Het belangrijkste probleem bij de ondersteuning van mantelzorgers is onwetendheid, signaleert Jan Anne van Dijk, programmamanager ondersteuning bij Mezzo. Dit jaar publiceerde het Sociaal en Cultureel Planbureau het onderzoek Op weg met de Wmo. Daaruit blijkt dat 54 procent van de gemeenten niet weet hoeveel mantelzorgers ondersteuning nodig hebben en 46 procent ook niet aan welke vorm van ondersteuning zij behoefte hebben.

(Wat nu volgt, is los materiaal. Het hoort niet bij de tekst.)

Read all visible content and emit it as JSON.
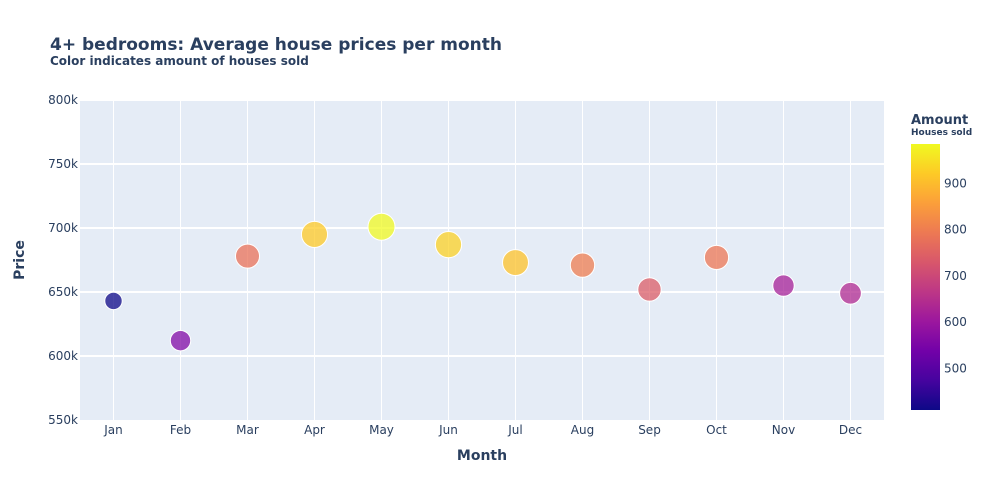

Gemeenten moeten heel snel met mantelzorgers om de tafel, vindt Van Dijk. ‘Nu komen zij vaak pas in beeld als ze zelf overbelast zijn en zorg nodig hebben. Terwijl het SCP al in 2008 concludeerde dat 450.000 mantelzorgers overbelast zijn, en dat cijfer de jaren daarvoor zo rond de 300.000 lag.’
Op adem
Volgens Van Dijk moeten gemeenten en zorgaanbieders er samen voor zorgen dat ook mantelzorgers op adem kunnen komen. ‘Ik sprak laatst een mantelzorger die niet naar de begrafenis van een oude vriendin kon, omdat ze voor haar zieke partner moest zorgen. Dat hoort niet te kunnen. De zorg moet voor die ene dag kunnen worden overgenomen.’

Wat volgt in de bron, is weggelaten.